Jackson finally dropped to the ground and only Ellery was there, but he had a warm wash cloth for Jackson’s scrapes and the promise of coffee in the house.
“What was the problem?” he asked quietly as everybody went inside, the babble ensuring that Anthony would be king for the day.
“Was failing all his classes,” Jackson said. “Poor kid. I was him once.”
Ellery nodded. Jackson had told him how Jade and Kaden’s mother had made him make up a semester’s worth of work in a week so Jackson could graduate on to high school. “Did you tell him that story?” he asked curiously.
“No. I needed to listen to his story–I mean, we’re grownups. It feels like the same story to us, but to him, it was brand new.”
Ellery nodded quietly, and then, before they could get to the porch he stopped and pulled Jackson down for a kiss. It was tender and carnal at once, and it reminded Jackson at all the lessons he still had to learn about accepting love, as well as of the fact that he and Ellery hadn’t had time alone in their own house for three days.
But mostly it reminded Jackson that he was loved, and he was grateful for it.
“That was a good kiss, Counselor.”
“You’re a good man, Detective.”
They both felt Jackson’s pocket buzz, and Jackson grimaced.

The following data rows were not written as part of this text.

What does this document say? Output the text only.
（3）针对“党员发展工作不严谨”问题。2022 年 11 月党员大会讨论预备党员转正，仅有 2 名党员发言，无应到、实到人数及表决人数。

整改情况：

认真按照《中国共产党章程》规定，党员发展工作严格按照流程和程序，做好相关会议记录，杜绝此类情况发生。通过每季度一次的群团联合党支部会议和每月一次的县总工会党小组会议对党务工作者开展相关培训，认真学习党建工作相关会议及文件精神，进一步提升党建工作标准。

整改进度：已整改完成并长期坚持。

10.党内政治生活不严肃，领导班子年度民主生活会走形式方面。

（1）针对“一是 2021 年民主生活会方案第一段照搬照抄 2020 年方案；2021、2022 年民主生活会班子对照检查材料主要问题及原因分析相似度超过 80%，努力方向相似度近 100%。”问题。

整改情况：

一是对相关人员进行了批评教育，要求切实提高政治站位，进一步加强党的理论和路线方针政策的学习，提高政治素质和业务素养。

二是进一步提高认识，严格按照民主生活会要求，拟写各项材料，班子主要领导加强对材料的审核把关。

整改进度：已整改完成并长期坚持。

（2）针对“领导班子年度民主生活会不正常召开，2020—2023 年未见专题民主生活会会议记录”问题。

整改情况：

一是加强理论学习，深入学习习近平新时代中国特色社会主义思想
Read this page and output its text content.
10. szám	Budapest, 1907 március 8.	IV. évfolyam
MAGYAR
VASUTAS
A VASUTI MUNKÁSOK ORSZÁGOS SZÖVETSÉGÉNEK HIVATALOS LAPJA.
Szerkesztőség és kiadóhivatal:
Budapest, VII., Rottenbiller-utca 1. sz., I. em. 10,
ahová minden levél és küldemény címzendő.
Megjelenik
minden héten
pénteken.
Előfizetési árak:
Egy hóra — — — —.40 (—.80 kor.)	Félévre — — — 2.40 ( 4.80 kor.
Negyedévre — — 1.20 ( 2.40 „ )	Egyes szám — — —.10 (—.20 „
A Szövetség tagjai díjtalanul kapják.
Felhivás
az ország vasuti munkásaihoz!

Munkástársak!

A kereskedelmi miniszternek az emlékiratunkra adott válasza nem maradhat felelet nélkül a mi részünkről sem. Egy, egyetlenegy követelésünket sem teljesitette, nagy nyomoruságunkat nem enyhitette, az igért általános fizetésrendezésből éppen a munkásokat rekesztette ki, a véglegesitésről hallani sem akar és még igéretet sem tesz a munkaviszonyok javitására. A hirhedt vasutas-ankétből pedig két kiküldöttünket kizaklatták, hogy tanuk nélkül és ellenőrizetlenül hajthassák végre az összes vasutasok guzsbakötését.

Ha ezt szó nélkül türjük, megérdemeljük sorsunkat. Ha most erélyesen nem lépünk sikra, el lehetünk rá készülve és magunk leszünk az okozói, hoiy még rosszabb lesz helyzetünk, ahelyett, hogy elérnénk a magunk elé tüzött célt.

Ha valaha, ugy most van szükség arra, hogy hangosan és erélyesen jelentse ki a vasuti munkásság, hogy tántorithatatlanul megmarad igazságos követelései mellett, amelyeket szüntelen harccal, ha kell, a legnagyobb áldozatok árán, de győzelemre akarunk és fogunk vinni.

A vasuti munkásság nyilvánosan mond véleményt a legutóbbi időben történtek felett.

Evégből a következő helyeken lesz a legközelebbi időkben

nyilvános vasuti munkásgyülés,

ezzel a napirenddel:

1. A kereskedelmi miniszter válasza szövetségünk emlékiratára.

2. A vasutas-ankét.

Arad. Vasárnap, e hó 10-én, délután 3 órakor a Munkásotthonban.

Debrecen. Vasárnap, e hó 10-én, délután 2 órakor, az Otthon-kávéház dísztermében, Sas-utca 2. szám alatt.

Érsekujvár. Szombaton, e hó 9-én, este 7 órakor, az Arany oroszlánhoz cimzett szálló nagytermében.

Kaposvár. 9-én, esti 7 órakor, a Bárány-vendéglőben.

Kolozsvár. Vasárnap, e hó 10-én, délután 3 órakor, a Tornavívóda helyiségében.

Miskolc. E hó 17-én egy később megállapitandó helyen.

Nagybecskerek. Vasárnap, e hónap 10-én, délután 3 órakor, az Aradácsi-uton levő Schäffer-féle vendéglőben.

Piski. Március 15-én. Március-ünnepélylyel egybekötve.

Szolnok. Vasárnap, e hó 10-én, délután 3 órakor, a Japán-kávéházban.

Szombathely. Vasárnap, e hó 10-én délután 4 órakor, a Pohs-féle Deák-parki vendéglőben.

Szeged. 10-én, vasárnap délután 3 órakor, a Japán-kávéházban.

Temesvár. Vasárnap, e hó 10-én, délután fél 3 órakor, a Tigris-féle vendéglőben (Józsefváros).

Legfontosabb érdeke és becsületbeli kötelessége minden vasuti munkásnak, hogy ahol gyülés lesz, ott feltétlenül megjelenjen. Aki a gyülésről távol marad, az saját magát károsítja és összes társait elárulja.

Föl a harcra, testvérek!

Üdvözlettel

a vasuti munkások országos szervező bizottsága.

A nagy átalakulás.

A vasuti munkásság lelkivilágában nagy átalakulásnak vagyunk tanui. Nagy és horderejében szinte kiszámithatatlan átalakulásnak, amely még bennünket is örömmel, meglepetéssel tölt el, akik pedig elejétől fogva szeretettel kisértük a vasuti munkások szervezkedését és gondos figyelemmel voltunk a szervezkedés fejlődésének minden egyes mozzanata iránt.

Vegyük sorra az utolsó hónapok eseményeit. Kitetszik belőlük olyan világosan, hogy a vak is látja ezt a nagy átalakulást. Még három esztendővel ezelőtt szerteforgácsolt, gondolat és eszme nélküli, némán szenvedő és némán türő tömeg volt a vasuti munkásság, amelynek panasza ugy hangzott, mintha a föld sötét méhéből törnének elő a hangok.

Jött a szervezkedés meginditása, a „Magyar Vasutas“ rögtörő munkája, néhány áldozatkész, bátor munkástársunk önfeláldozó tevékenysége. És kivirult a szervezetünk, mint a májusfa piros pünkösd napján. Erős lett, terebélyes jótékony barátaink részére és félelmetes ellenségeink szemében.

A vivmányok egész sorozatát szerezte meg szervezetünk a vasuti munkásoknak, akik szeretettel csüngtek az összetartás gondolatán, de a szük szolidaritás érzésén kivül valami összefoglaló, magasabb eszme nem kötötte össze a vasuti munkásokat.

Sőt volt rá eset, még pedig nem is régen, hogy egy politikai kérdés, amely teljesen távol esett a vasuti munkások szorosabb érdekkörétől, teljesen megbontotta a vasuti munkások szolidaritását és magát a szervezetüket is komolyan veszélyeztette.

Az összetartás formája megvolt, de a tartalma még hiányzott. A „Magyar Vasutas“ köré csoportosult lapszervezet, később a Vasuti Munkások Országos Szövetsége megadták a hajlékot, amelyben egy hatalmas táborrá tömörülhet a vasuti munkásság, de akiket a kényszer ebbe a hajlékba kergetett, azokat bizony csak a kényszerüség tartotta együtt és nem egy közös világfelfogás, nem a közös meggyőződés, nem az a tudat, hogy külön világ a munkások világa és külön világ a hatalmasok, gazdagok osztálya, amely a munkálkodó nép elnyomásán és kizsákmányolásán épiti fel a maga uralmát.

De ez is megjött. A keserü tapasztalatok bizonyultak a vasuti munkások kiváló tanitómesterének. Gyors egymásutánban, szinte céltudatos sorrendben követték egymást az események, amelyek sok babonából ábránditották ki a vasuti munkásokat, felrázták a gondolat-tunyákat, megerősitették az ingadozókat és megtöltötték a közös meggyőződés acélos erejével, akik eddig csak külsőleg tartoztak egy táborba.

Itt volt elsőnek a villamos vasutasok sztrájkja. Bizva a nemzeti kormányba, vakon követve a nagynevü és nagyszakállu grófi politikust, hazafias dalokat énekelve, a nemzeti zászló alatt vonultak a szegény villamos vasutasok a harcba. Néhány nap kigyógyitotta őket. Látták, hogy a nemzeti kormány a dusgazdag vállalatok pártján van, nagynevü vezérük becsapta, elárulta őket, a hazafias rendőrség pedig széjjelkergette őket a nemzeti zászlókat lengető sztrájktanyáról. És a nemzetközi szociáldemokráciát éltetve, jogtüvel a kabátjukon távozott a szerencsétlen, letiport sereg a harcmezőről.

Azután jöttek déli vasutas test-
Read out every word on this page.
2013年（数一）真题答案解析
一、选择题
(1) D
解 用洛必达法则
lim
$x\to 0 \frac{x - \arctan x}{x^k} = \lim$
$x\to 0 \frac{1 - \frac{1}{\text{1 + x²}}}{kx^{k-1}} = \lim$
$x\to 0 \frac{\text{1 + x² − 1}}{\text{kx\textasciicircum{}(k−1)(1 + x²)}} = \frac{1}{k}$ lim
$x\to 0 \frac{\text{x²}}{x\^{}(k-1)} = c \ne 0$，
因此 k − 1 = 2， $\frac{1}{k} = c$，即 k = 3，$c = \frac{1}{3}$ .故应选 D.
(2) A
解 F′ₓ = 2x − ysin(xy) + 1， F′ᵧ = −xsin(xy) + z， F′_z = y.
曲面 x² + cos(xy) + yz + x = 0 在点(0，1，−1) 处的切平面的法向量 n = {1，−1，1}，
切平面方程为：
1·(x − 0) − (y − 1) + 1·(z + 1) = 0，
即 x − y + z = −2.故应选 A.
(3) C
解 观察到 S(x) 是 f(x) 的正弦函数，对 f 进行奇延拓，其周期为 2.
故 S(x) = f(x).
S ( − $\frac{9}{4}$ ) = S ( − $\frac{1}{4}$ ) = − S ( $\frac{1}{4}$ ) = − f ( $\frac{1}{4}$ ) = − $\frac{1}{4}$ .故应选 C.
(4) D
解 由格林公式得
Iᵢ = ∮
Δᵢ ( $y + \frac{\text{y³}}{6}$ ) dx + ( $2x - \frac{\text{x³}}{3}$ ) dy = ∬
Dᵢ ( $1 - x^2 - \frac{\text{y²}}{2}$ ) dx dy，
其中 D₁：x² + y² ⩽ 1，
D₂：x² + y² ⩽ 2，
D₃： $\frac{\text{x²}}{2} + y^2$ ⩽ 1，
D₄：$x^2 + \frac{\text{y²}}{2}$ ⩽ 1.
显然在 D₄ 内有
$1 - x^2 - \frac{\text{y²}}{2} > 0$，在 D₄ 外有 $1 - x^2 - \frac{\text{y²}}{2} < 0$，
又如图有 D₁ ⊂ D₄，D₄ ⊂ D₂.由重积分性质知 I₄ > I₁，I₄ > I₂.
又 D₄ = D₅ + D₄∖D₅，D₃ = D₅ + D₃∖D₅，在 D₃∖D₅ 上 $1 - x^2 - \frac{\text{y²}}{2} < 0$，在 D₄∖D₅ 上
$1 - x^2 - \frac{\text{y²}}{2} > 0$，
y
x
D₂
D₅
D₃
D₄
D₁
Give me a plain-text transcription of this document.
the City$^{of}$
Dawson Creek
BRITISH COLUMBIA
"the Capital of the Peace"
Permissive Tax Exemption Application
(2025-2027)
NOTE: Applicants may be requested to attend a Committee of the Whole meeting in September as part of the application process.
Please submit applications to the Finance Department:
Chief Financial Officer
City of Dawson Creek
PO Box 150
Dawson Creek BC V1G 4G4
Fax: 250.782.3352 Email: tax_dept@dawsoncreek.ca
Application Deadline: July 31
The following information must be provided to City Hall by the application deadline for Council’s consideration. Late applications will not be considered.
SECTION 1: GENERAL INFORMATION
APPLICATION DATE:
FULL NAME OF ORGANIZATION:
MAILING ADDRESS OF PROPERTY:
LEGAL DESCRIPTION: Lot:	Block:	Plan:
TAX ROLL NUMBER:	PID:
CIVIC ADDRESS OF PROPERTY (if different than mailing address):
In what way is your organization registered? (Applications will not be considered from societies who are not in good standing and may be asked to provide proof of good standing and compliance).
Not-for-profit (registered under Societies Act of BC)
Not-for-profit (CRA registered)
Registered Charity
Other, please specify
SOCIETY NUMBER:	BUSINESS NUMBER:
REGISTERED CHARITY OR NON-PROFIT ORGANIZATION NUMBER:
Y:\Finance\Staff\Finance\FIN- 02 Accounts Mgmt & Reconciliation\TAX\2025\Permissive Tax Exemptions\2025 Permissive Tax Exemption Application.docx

“Who is it?” Ellery asked curiously.
Nice. Now get the fuck inside so I can get my boss out of his damned tree and give him a sedative. You people are driving him batshit.
“Burton says hi,” Jackson told him without inflection.
“Really? He followed us up here?”
“He’d really like us to go inside now and stop climbing trees,” Jackson added.
Ellery’s eyes grew big. “Anything else?”
“We owe Sonny and Ace big money for the tank.”
“Fantastic. Are you driving back?”
“Yes,” Jackson told him. Ellery didn’t even want to touch the tank. “Why?”
“Think Kaden and Rhonda have any alcohol?”
Jackson laughed as they hit the porch. “You don’t day drink!” he protested.
“Oh I am about to start.”
Jackson kept laughing. Yeah, sure, Ellery threatened a lot, but Jackson was pretty sure he wouldn’t have missed that morning for the world.